In my own work, I've recently started added a sentence to my discussion specifying the generalization target for the study. For example, in a just-published study of overconfidence in judgments by bridge players, I added the following short section to the end of the method section:
Limits in scope and generalizability
The results from this study should generalize to experienced bridge players at other duplicate bridge clubs, as well as to other domains in which players regularly compete against the same group of players in games of skill, provided that the outcome of any individual match or session is not determined entirely by skill. 
I might be wrong about how my findings wil generalize, but at least I've stated what I believe the scope to be. I would love to see more papers (and press releases) state there generalizability target. That might avoid a lot of needless follow-up work and it might also help journalists to accurately convey the scope of new research.

Rolf also notes that "Most of the studies that have been focused on in discussions on reproducibility are what you might call one-shot between-subjects studies." Danny Kahneman eloquently made a similar point at session on scientific best practices at the APS meeting a couple weeks ago. His point was that reliability is a much bigger problem studies in which each participant contributes just one data point to one condition and all comparisons between conditions are conducted across subjects. Within-subject designs in which each participants contributes many data points to each condition are more powerful and tend to produce more reliable outcomes. With repeated measurement of each condition for each participant, it is possible to obtain a more precise estimate of performance in each condition. Psychophysics research takes this principle to the extreme, testing each subject for hundreds or sometimes thousands of trials in each condition. Such studies can test as few as 2 or 3 participants and still obtain highly reliable results. 

Rolf correctly notes that many of the findings that have been questioned are between-subjet designs with one measurement for each participant. As someone who regularly does such studies myself (e.g., inattentional blindness studies often take that form), I'm aware of the dangers that small samples might cause. And, I'm also aware that my selection of stimuli or tasks might limit the generality of my findings.

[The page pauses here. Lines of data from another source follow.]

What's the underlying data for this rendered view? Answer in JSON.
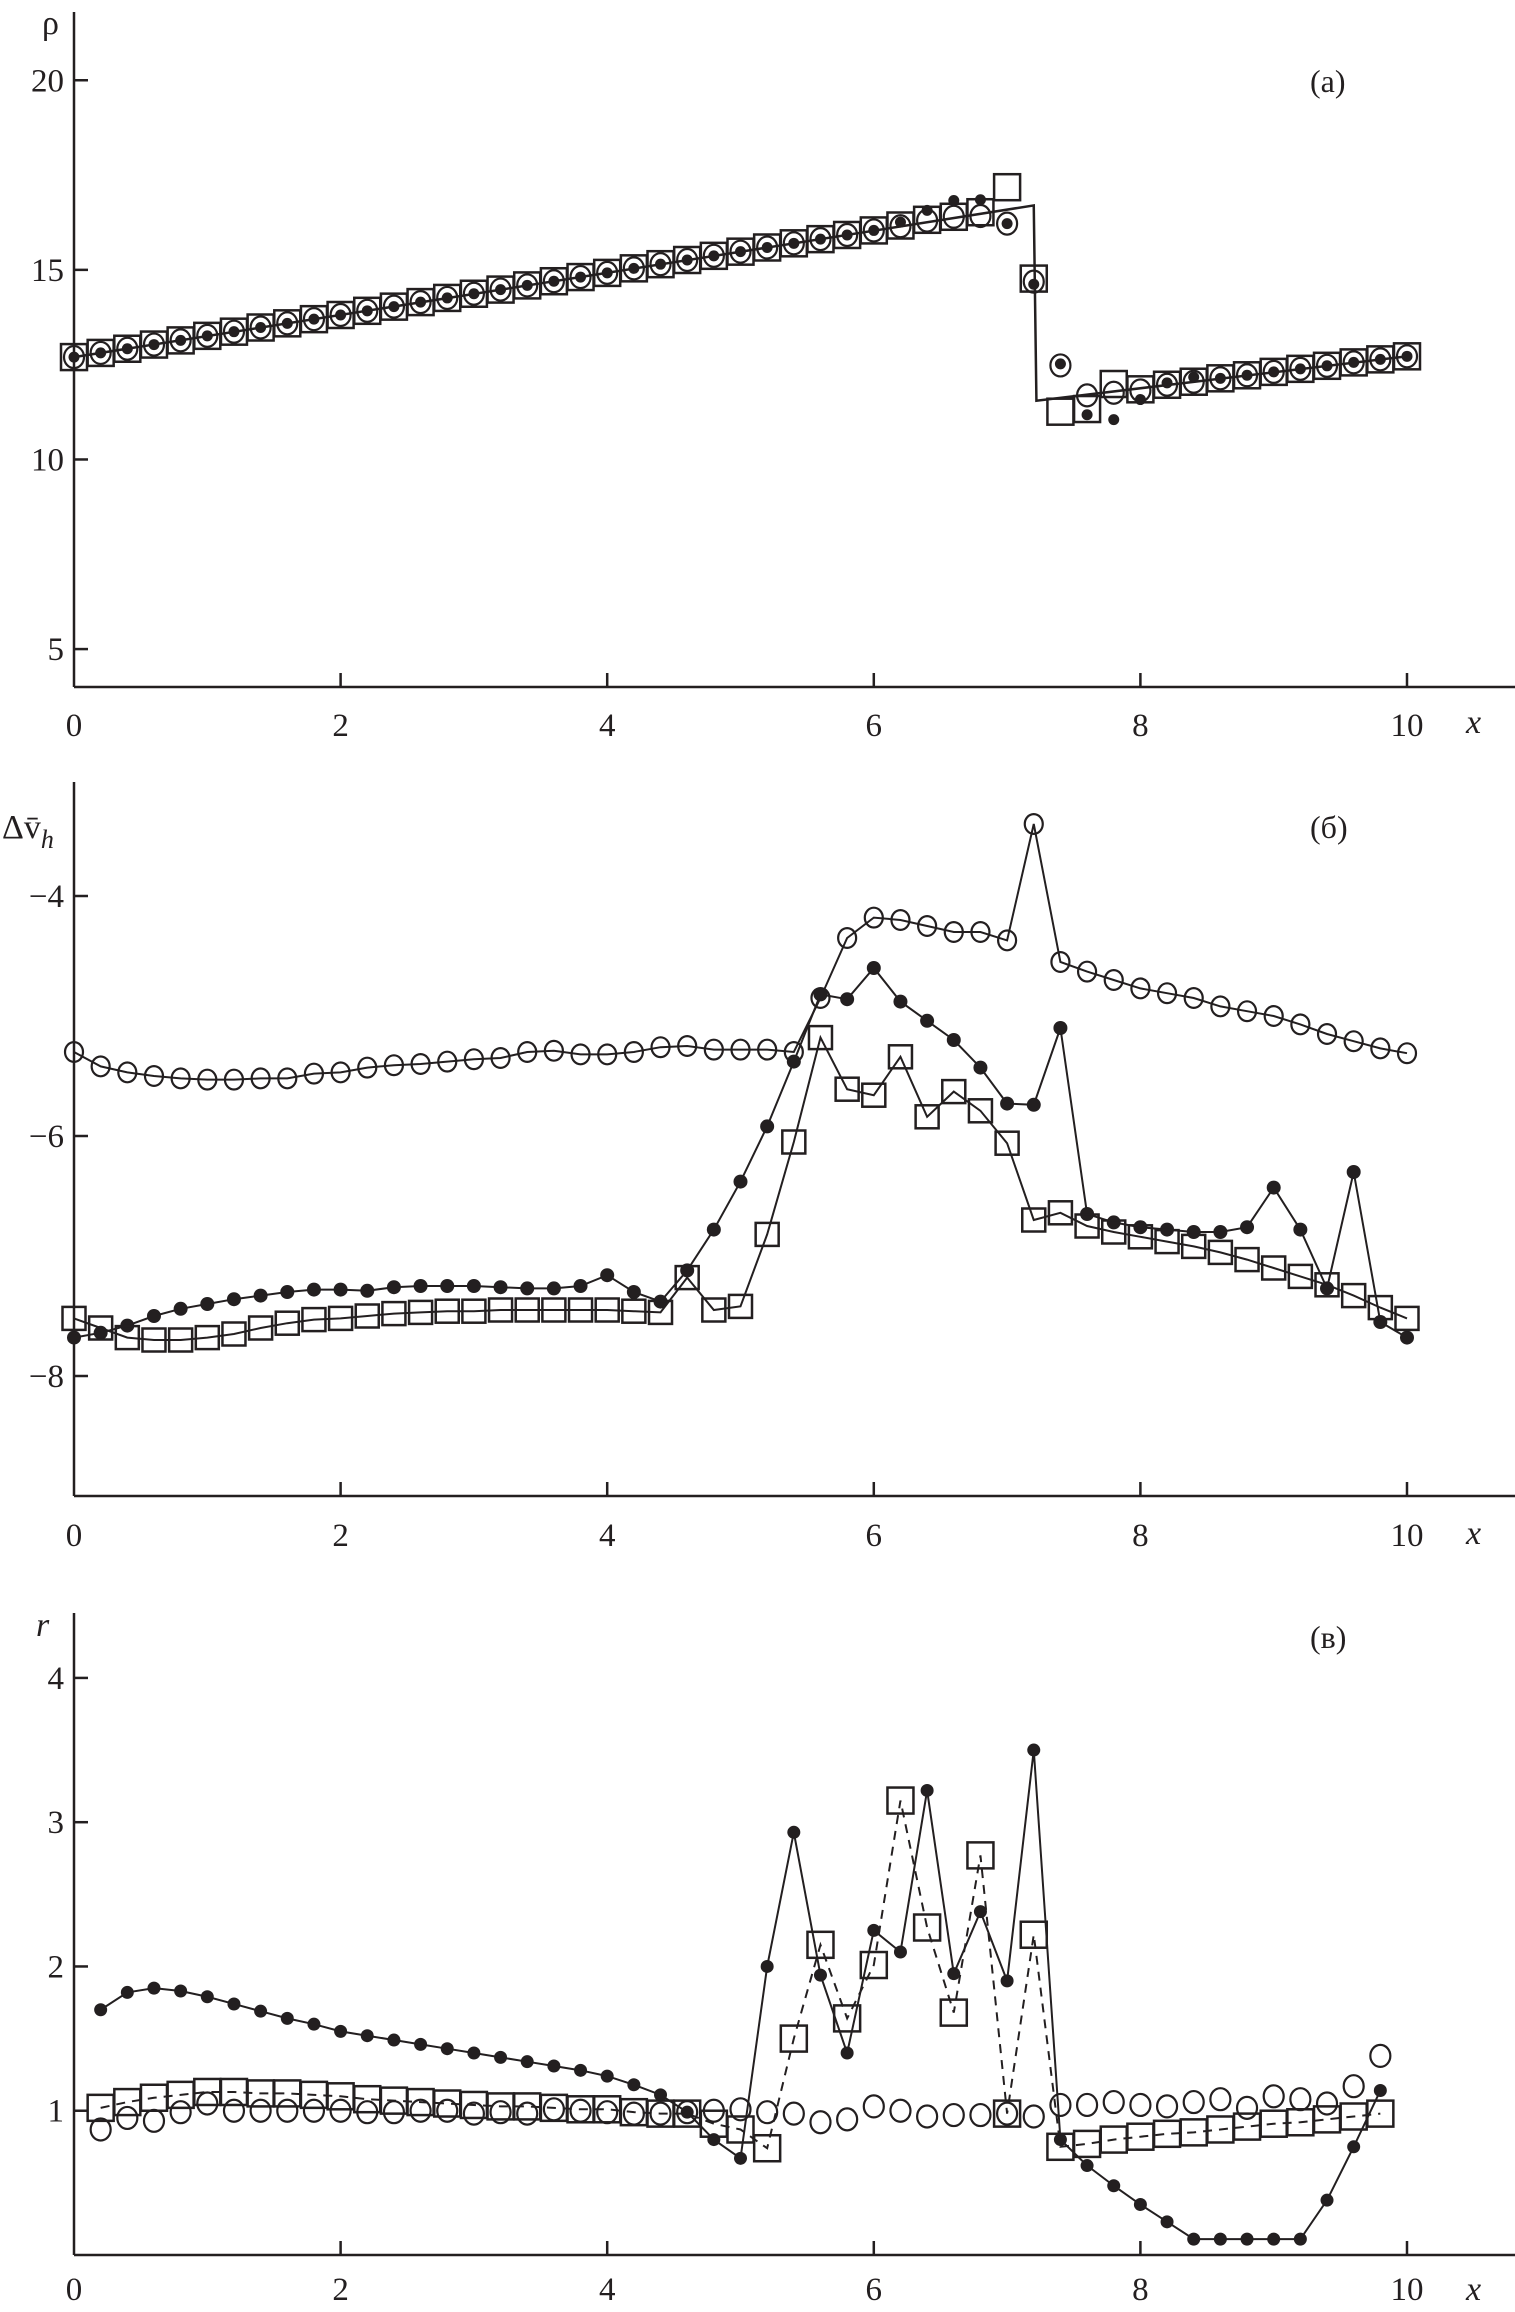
{
  "chart_data": [
    {
      "type": "line",
      "panel_label": "(а)",
      "ylabel": "ρ",
      "xlabel": "x",
      "xlim": [
        0,
        10
      ],
      "ylim": [
        4,
        21.8
      ],
      "xticks": [
        "0",
        "2",
        "4",
        "6",
        "8",
        "10"
      ],
      "xtick_values": [
        0,
        2,
        4,
        6,
        8,
        10
      ],
      "yticks": [
        "5",
        "10",
        "15",
        "20"
      ],
      "ytick_values": [
        5,
        10,
        15,
        20
      ],
      "grid": false,
      "line": {
        "x": [
          0,
          7.2,
          7.22,
          10
        ],
        "y": [
          12.7,
          16.7,
          11.55,
          12.72
        ],
        "style": "solid"
      },
      "x": [
        0,
        0.2,
        0.4,
        0.6,
        0.8,
        1,
        1.2,
        1.4,
        1.6,
        1.8,
        2,
        2.2,
        2.4,
        2.6,
        2.8,
        3,
        3.2,
        3.4,
        3.6,
        3.8,
        4,
        4.2,
        4.4,
        4.6,
        4.8,
        5,
        5.2,
        5.4,
        5.6,
        5.8,
        6,
        6.2,
        6.4,
        6.6,
        6.8,
        7,
        7.2,
        7.4,
        7.6,
        7.8,
        8,
        8.2,
        8.4,
        8.6,
        8.8,
        9,
        9.2,
        9.4,
        9.6,
        9.8,
        10
      ],
      "series": [
        {
          "name": "squares",
          "marker": "square",
          "line": "none",
          "values": [
            12.7,
            12.81,
            12.92,
            13.03,
            13.14,
            13.26,
            13.37,
            13.48,
            13.59,
            13.7,
            13.81,
            13.92,
            14.03,
            14.15,
            14.26,
            14.37,
            14.48,
            14.59,
            14.7,
            14.81,
            14.92,
            15.04,
            15.15,
            15.26,
            15.37,
            15.48,
            15.59,
            15.7,
            15.81,
            15.92,
            16.04,
            16.17,
            16.32,
            16.4,
            16.52,
            17.18,
            14.77,
            11.26,
            11.33,
            11.99,
            11.85,
            11.97,
            12.05,
            12.14,
            12.22,
            12.31,
            12.39,
            12.47,
            12.56,
            12.64,
            12.72
          ]
        },
        {
          "name": "circles",
          "marker": "circle",
          "line": "none",
          "values": [
            12.7,
            12.81,
            12.92,
            13.03,
            13.14,
            13.26,
            13.37,
            13.48,
            13.59,
            13.7,
            13.81,
            13.92,
            14.03,
            14.15,
            14.26,
            14.37,
            14.48,
            14.59,
            14.7,
            14.81,
            14.92,
            15.04,
            15.15,
            15.26,
            15.37,
            15.48,
            15.59,
            15.7,
            15.81,
            15.92,
            16.04,
            16.15,
            16.3,
            16.4,
            16.42,
            16.22,
            14.69,
            12.48,
            11.69,
            11.76,
            11.82,
            11.97,
            12.05,
            12.14,
            12.22,
            12.31,
            12.39,
            12.47,
            12.56,
            12.64,
            12.72
          ]
        },
        {
          "name": "dots",
          "marker": "dot",
          "line": "none",
          "values": [
            12.7,
            12.81,
            12.92,
            13.03,
            13.14,
            13.26,
            13.37,
            13.48,
            13.59,
            13.7,
            13.81,
            13.92,
            14.03,
            14.15,
            14.26,
            14.37,
            14.48,
            14.59,
            14.7,
            14.81,
            14.92,
            15.04,
            15.15,
            15.26,
            15.37,
            15.48,
            15.59,
            15.7,
            15.81,
            15.92,
            16.04,
            16.26,
            16.57,
            16.83,
            16.85,
            16.22,
            14.62,
            12.52,
            11.18,
            11.05,
            11.58,
            12.02,
            12.17,
            12.14,
            12.22,
            12.31,
            12.39,
            12.47,
            12.56,
            12.64,
            12.72
          ]
        }
      ]
    },
    {
      "type": "line",
      "panel_label": "(б)",
      "ylabel": "Δv̄",
      "ylabel_sub": "h",
      "xlabel": "x",
      "xlim": [
        0,
        10
      ],
      "ylim": [
        -9,
        -3.05
      ],
      "xticks": [
        "0",
        "2",
        "4",
        "6",
        "8",
        "10"
      ],
      "xtick_values": [
        0,
        2,
        4,
        6,
        8,
        10
      ],
      "yticks": [
        "−8",
        "−6",
        "−4"
      ],
      "ytick_values": [
        -8,
        -6,
        -4
      ],
      "grid": false,
      "x": [
        0,
        0.2,
        0.4,
        0.6,
        0.8,
        1,
        1.2,
        1.4,
        1.6,
        1.8,
        2,
        2.2,
        2.4,
        2.6,
        2.8,
        3,
        3.2,
        3.4,
        3.6,
        3.8,
        4,
        4.2,
        4.4,
        4.6,
        4.8,
        5,
        5.2,
        5.4,
        5.6,
        5.8,
        6,
        6.2,
        6.4,
        6.6,
        6.8,
        7,
        7.2,
        7.4,
        7.6,
        7.8,
        8,
        8.2,
        8.4,
        8.6,
        8.8,
        9,
        9.2,
        9.4,
        9.6,
        9.8,
        10
      ],
      "series": [
        {
          "name": "circles",
          "marker": "circle",
          "line": "solid",
          "values": [
            -5.3,
            -5.42,
            -5.47,
            -5.5,
            -5.52,
            -5.53,
            -5.53,
            -5.52,
            -5.52,
            -5.48,
            -5.47,
            -5.43,
            -5.41,
            -5.4,
            -5.38,
            -5.36,
            -5.35,
            -5.3,
            -5.29,
            -5.32,
            -5.32,
            -5.3,
            -5.26,
            -5.25,
            -5.28,
            -5.28,
            -5.28,
            -5.3,
            -4.85,
            -4.35,
            -4.18,
            -4.2,
            -4.25,
            -4.3,
            -4.3,
            -4.37,
            -3.4,
            -4.55,
            -4.63,
            -4.7,
            -4.77,
            -4.81,
            -4.85,
            -4.92,
            -4.96,
            -5.0,
            -5.07,
            -5.15,
            -5.21,
            -5.27,
            -5.31
          ]
        },
        {
          "name": "dots",
          "marker": "dot",
          "line": "solid",
          "values": [
            -7.68,
            -7.64,
            -7.58,
            -7.5,
            -7.44,
            -7.4,
            -7.36,
            -7.33,
            -7.3,
            -7.28,
            -7.28,
            -7.29,
            -7.26,
            -7.25,
            -7.25,
            -7.25,
            -7.26,
            -7.27,
            -7.27,
            -7.25,
            -7.16,
            -7.3,
            -7.38,
            -7.12,
            -6.78,
            -6.38,
            -5.92,
            -5.38,
            -4.82,
            -4.86,
            -4.6,
            -4.88,
            -5.04,
            -5.2,
            -5.43,
            -5.73,
            -5.74,
            -5.1,
            -6.65,
            -6.72,
            -6.76,
            -6.78,
            -6.8,
            -6.8,
            -6.76,
            -6.43,
            -6.78,
            -7.27,
            -6.3,
            -7.55,
            -7.68
          ]
        },
        {
          "name": "squares",
          "marker": "square",
          "line": "solid",
          "values": [
            -7.52,
            -7.6,
            -7.68,
            -7.7,
            -7.7,
            -7.68,
            -7.65,
            -7.6,
            -7.56,
            -7.53,
            -7.52,
            -7.5,
            -7.48,
            -7.47,
            -7.46,
            -7.46,
            -7.45,
            -7.45,
            -7.45,
            -7.45,
            -7.45,
            -7.46,
            -7.47,
            -7.18,
            -7.45,
            -7.42,
            -6.82,
            -6.05,
            -5.18,
            -5.61,
            -5.66,
            -5.34,
            -5.84,
            -5.63,
            -5.79,
            -6.06,
            -6.7,
            -6.64,
            -6.75,
            -6.8,
            -6.84,
            -6.88,
            -6.92,
            -6.97,
            -7.03,
            -7.1,
            -7.17,
            -7.24,
            -7.33,
            -7.43,
            -7.52
          ]
        }
      ]
    },
    {
      "type": "line",
      "panel_label": "(в)",
      "ylabel": "r",
      "xlabel": "x",
      "xlim": [
        0,
        10
      ],
      "ylim": [
        0,
        4.45
      ],
      "xticks": [
        "0",
        "2",
        "4",
        "6",
        "8",
        "10"
      ],
      "xtick_values": [
        0,
        2,
        4,
        6,
        8,
        10
      ],
      "yticks": [
        "1",
        "2",
        "3",
        "4"
      ],
      "ytick_values": [
        1,
        2,
        3,
        4
      ],
      "grid": false,
      "x": [
        0.2,
        0.4,
        0.6,
        0.8,
        1,
        1.2,
        1.4,
        1.6,
        1.8,
        2,
        2.2,
        2.4,
        2.6,
        2.8,
        3,
        3.2,
        3.4,
        3.6,
        3.8,
        4,
        4.2,
        4.4,
        4.6,
        4.8,
        5,
        5.2,
        5.4,
        5.6,
        5.8,
        6,
        6.2,
        6.4,
        6.6,
        6.8,
        7,
        7.2,
        7.4,
        7.6,
        7.8,
        8,
        8.2,
        8.4,
        8.6,
        8.8,
        9,
        9.2,
        9.4,
        9.6,
        9.8
      ],
      "series": [
        {
          "name": "circles",
          "marker": "circle",
          "line": "none",
          "values": [
            0.87,
            0.95,
            0.93,
            0.99,
            1.05,
            1.0,
            1.0,
            1.0,
            1.0,
            1.0,
            0.99,
            0.99,
            1.0,
            1.0,
            0.98,
            0.99,
            0.98,
            1.01,
            1.0,
            0.99,
            0.98,
            0.98,
            0.99,
            1.0,
            1.01,
            0.99,
            0.98,
            0.92,
            0.94,
            1.03,
            1.0,
            0.96,
            0.97,
            0.97,
            0.98,
            0.96,
            1.04,
            1.04,
            1.06,
            1.04,
            1.03,
            1.06,
            1.08,
            1.02,
            1.1,
            1.08,
            1.05,
            1.17,
            1.38
          ]
        },
        {
          "name": "dots",
          "marker": "dot",
          "line": "solid",
          "values": [
            1.7,
            1.82,
            1.85,
            1.83,
            1.79,
            1.74,
            1.69,
            1.64,
            1.6,
            1.55,
            1.52,
            1.49,
            1.46,
            1.43,
            1.4,
            1.37,
            1.34,
            1.31,
            1.28,
            1.24,
            1.18,
            1.11,
            0.99,
            0.8,
            0.67,
            2.0,
            2.93,
            1.94,
            1.4,
            2.25,
            2.1,
            3.22,
            1.95,
            2.38,
            1.9,
            3.5,
            0.8,
            0.62,
            0.48,
            0.35,
            0.23,
            0.11,
            0.11,
            0.11,
            0.11,
            0.11,
            0.38,
            0.75,
            1.14
          ]
        },
        {
          "name": "squares",
          "marker": "square",
          "line": "dashed",
          "values": [
            1.02,
            1.06,
            1.09,
            1.11,
            1.13,
            1.13,
            1.12,
            1.12,
            1.11,
            1.1,
            1.08,
            1.07,
            1.06,
            1.05,
            1.04,
            1.03,
            1.03,
            1.02,
            1.01,
            1.01,
            0.99,
            0.98,
            0.98,
            0.91,
            0.87,
            0.74,
            1.5,
            2.15,
            1.64,
            2.01,
            3.15,
            2.27,
            1.68,
            2.77,
            0.98,
            2.22,
            0.75,
            0.77,
            0.8,
            0.82,
            0.84,
            0.85,
            0.87,
            0.89,
            0.91,
            0.92,
            0.94,
            0.96,
            0.98
          ]
        }
      ]
    }
  ]
}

Rolf's larger point, though, is that it should be considered a direct replication to vary things in ways that are consistent with the theory that governs the study itself. That is because it is impossible to generalize across items if there is only one item type in a design. Fair enough. That said, I think we still disagree on the contrast between direct and conceptual replication. Direct replication tests whether we can obtain the same results with the same task. Yes, changing some aspect of the design (using a different lineup, for example) would allow us to test the generality of a finding across items. You could construe that as a direct replication, but imagine if it didn't work after changing that element. Does that mean the original result did not replicate? I would argue no. It does not test whether the original result replicates. Rather it tests whether the original result generalizes to other materials. That's crucial to know, but it's a different question.

In sum, Rolf and I appear to be in complete agreement that we need to know both whether an effect is reliable and whether it applies more broadly. But, before we begin testing whether the effect generalizes to other materials, it seems worthwhile to first make sure the original effect with the original items is robust. Perhaps those approaches could be combined in some cases, adding conditions to test the generalizability question at the same time that we test the reliability question (we're considering that approach with another protocol now, actually).